Amazon Timestream: 2021 in review
Amazon Timestream is a purpose-built time series database service you can use for IoT data collection, application health and usage monitoring, real-time analytics, and network performance monitoring. Timestream is fast, scalable, and serverless, making it easy and cost-effective to store and analyze trillions of events per day. Since its general availability in 2020, Timestream has been adopted by thousands of customers across various industry verticals. Customers have requested more capabilities in Timestream to make it easier, faster, cheaper, and more secure to store, process, and analyze all of their time series data.
In 2021, we worked to improve Timestream through the launch of updates broadly categorized into three areas: faster and more cost-effective time-series data processing, improved ease of use, and strengthened security and compliance. Additionally, Timestream became available in a new Region: Europe (Frankfurt). This post covers some of those new features and improvements, and describes use cases and benefits.
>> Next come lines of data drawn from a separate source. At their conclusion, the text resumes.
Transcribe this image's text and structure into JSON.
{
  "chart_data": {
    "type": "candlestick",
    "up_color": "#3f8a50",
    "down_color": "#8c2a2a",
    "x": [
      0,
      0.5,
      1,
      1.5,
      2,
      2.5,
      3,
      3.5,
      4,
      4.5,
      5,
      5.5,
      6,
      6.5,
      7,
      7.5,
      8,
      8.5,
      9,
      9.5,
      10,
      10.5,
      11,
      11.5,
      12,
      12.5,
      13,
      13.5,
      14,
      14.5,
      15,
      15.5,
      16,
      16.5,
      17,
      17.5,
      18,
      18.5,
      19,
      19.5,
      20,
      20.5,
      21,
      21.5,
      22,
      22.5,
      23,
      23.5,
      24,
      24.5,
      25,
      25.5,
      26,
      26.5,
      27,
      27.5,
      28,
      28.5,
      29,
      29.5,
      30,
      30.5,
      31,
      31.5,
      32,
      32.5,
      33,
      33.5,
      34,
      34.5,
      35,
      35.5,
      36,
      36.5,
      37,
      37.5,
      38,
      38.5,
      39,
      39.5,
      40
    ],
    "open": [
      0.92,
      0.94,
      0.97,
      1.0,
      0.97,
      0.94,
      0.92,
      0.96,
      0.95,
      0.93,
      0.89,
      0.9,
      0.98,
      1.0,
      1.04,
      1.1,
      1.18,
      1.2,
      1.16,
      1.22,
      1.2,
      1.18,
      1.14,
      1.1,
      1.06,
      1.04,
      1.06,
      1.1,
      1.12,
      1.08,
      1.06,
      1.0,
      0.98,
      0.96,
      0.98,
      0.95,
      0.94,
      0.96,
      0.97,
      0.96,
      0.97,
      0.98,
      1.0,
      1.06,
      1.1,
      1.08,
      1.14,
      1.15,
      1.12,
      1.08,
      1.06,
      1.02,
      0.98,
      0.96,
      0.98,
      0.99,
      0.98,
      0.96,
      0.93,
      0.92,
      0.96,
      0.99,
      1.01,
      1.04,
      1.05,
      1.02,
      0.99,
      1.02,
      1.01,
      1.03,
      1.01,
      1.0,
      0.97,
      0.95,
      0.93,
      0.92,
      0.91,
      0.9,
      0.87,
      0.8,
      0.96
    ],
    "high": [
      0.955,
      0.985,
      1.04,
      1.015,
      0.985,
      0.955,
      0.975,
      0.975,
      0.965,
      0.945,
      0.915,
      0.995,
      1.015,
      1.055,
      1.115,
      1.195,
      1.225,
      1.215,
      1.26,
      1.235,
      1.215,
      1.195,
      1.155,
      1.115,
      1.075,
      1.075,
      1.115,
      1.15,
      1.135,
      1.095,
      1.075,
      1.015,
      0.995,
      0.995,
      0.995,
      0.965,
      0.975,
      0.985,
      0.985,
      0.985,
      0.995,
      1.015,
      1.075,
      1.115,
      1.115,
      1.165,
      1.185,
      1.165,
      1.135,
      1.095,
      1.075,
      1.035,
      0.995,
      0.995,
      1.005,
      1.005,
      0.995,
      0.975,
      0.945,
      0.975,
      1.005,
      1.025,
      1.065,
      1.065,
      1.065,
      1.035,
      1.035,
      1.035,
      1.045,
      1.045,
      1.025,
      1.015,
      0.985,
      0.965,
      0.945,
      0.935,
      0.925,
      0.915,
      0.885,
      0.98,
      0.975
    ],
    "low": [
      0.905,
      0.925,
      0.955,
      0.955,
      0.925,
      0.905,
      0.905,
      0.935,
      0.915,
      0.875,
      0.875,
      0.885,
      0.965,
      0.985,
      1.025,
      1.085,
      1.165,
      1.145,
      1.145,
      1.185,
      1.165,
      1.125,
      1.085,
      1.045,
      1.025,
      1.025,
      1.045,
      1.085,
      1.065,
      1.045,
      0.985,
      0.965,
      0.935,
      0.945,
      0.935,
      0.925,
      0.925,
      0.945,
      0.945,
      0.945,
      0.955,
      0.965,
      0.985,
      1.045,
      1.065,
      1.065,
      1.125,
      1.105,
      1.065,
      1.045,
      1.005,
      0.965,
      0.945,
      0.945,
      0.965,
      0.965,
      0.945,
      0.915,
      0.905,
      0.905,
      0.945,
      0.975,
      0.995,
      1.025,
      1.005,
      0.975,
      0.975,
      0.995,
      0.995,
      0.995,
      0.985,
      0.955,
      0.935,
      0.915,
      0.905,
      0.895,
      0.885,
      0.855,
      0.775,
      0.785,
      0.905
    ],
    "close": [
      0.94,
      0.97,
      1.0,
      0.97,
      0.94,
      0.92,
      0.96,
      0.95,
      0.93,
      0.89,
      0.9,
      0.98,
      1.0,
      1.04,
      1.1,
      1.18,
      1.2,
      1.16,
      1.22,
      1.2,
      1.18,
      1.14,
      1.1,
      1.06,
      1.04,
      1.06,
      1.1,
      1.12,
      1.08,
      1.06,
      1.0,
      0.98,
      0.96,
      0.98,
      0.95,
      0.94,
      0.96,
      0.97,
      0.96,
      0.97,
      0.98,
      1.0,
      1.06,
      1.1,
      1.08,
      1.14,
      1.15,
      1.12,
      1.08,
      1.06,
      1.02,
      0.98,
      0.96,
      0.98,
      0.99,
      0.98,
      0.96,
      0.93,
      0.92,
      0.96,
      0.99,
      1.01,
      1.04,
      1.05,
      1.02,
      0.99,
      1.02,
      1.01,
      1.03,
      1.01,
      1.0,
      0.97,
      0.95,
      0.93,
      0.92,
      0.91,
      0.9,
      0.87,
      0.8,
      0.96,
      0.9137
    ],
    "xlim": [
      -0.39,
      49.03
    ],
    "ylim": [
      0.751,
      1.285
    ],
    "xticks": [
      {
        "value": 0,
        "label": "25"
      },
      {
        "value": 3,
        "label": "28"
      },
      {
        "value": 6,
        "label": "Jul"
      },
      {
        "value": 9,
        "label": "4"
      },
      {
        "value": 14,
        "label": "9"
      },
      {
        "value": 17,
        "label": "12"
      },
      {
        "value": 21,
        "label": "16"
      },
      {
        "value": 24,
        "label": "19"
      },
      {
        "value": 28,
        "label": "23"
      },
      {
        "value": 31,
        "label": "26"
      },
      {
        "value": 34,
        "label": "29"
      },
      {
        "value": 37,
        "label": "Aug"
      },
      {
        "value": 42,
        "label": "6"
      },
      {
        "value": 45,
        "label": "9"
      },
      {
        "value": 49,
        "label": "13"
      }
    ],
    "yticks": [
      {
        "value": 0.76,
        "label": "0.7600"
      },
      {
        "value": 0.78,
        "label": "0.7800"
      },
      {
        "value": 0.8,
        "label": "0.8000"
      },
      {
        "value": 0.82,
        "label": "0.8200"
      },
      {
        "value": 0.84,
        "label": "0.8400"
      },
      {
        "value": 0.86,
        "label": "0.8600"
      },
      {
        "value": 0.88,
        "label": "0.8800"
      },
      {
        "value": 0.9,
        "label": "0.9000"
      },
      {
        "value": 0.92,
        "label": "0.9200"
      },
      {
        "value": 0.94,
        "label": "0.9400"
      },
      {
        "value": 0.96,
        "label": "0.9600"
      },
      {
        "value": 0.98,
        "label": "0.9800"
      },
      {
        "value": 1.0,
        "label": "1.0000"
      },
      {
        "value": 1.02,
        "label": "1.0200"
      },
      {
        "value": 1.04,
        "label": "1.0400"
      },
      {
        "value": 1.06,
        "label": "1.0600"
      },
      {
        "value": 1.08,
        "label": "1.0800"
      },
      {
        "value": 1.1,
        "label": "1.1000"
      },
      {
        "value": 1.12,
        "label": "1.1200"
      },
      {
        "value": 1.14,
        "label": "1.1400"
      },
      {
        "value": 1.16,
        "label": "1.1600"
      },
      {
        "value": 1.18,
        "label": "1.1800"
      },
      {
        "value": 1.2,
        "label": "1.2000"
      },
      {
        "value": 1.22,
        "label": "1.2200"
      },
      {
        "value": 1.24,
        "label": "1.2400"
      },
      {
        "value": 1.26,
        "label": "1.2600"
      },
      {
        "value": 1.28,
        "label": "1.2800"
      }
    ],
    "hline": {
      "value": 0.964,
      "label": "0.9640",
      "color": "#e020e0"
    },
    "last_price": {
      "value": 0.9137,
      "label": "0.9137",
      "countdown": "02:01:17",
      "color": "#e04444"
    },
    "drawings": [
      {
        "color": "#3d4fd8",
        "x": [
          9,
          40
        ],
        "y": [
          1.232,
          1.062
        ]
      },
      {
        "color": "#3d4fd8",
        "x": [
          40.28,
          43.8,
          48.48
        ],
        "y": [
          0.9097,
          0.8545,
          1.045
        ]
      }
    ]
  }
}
Faster and cost-effective time series data processing in Timestream
Timestream added three new capabilities: multi-measure records, scheduled queries, and magnetic storage writes, which make time series data processing faster, more cost-effective, and easier to access for many additional customers. These features enable you to write, store, and access your time series data more efficiently, so you can continue to derive insights from your data and make better data-driven business decisions.
The multi-measure record is a new data modeling feature that improves data write throughput, optimizes data storage, and simplifies querying. Previously, data points were limited to a single measure name and value per table record. For example, application monitoring data containing the measures CPU, memory, and disk IOPS was previously stored in three separate records, as illustrated in the following table.
Now, you can store multiple measures from the same source at a given timestamp within a single record. As a result, query performance is improved for applications where multiple measurements are emitted.
With multi-measure records, you can batch more data in a single write request than in single-measure records. As a result, data write throughput increases while ingestion and storage costs are reduced by eliminating duplicated dimensions. For example, three single-measure records with the repeating host name
host-24Gju are now only charged one time in a multi-measure record.
The smaller memory and magnetic storage footprints provide a storage cost reduction of up to ten times. Query latency also improves with up to four times faster processing when using multi-measure records. Additionally, migration from existing relational data stores to Timestream can now occur with minimal to no changes to the schema.
You can use multi-measure records for any time series application that generates more than one measurement from the same device at any given time. Some example applications include a video streaming platform that generates hundreds of user metrics; IoT devices that generate measurements such as temperature, blood oxygen levels, or heart rate; and applications that generate metrics for monitoring performance and availability of web or mobile infrastructure.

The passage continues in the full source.